The company outlined three main reasons for the overperformance. Its digital marketing “proved more effective than anticipated”, driving international sales faster than predicted and allowing it to increase profitable marketing spend.

Meanwhile, better-than-expected weather at the UK, as well as trading disruption at what it called a major competitor, drove sales. Rival retailer M&S suffered major disruption after a cyber attack crippled its business and took online shopping down earlier this summer. At its AGM in July, M&S said that its current estimate – before mitigation – was of a £300m impact on group operating profit from the cyber incident.

As a result of the sales boom at Next, the company is increasing its guidance for full price sales in the second half from +3.5% to +4.5%, adding an additional £27m of full price sales to its forecast. For the full year, profit before tax expectations have also increased, with the company predicting a £25m increase to £1,105m.

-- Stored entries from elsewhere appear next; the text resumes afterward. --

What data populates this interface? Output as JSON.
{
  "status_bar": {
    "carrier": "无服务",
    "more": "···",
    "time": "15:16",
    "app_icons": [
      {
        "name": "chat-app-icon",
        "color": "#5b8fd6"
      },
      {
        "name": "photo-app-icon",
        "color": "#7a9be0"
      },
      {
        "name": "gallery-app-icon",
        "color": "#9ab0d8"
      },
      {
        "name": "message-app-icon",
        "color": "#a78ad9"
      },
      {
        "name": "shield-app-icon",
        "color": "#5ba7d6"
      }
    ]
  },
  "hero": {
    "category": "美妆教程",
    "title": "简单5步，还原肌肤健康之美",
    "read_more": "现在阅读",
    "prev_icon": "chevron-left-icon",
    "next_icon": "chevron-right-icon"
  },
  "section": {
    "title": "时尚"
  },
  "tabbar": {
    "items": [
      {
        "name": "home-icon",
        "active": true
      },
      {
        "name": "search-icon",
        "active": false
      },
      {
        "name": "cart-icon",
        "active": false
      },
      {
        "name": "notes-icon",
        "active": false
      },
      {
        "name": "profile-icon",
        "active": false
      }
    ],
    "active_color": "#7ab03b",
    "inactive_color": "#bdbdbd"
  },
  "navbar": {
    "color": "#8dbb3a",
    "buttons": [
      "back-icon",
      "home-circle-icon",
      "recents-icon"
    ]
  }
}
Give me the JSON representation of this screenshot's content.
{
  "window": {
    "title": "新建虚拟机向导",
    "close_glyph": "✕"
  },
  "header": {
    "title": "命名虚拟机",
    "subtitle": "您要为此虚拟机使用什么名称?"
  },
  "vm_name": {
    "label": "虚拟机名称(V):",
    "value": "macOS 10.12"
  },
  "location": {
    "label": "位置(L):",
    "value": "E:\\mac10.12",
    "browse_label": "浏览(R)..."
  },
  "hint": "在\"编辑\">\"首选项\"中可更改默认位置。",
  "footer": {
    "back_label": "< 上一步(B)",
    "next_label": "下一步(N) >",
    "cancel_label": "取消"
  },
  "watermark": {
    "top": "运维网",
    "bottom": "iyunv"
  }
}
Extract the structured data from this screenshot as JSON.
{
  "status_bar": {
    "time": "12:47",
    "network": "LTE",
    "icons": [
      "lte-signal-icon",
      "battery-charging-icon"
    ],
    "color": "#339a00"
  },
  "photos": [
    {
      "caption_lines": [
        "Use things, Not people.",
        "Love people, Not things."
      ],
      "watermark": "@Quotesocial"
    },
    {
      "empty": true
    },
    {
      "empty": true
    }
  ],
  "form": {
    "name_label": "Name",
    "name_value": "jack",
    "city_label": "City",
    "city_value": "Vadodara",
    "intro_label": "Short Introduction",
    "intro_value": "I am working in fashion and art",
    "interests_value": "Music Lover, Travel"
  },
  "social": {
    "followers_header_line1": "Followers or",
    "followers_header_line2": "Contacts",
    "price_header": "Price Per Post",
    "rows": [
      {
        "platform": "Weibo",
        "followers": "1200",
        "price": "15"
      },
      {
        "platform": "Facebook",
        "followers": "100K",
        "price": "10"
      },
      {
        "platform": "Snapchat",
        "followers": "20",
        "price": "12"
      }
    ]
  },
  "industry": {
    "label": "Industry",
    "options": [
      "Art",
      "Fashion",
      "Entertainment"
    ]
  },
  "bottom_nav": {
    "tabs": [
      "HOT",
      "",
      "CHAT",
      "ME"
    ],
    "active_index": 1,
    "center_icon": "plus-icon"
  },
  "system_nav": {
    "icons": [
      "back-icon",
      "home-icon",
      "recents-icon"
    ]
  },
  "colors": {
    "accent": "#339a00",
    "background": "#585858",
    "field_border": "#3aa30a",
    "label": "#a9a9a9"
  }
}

Online sales rise at home and abroad

UK online sales rose by 9.5% for the second quarter and by 9.2% for the half year. Internationally, online sales grew by 26.4% for the second quarter and by 28.1% for the half year as a result of its digital marketing success. For the second half, it has upgraded its international online sales guidance from +13.1% to +19.4%.

Despite the success of the first half, the company said that it went into its end-of-season sale with an additional 5% in surplus stock versus last year. However, it said clearance rates were in line with expectations.

Caution for the second half

Next said it remains cautious for the second half. It expects sales to increase by 4.5% in the second half, compared to +10.9% in the first half. It blamed the expectation for lower growth on a fall in employment opportunities as April’s National Insurance changes filter through. It expects this to also dampen consumer spending.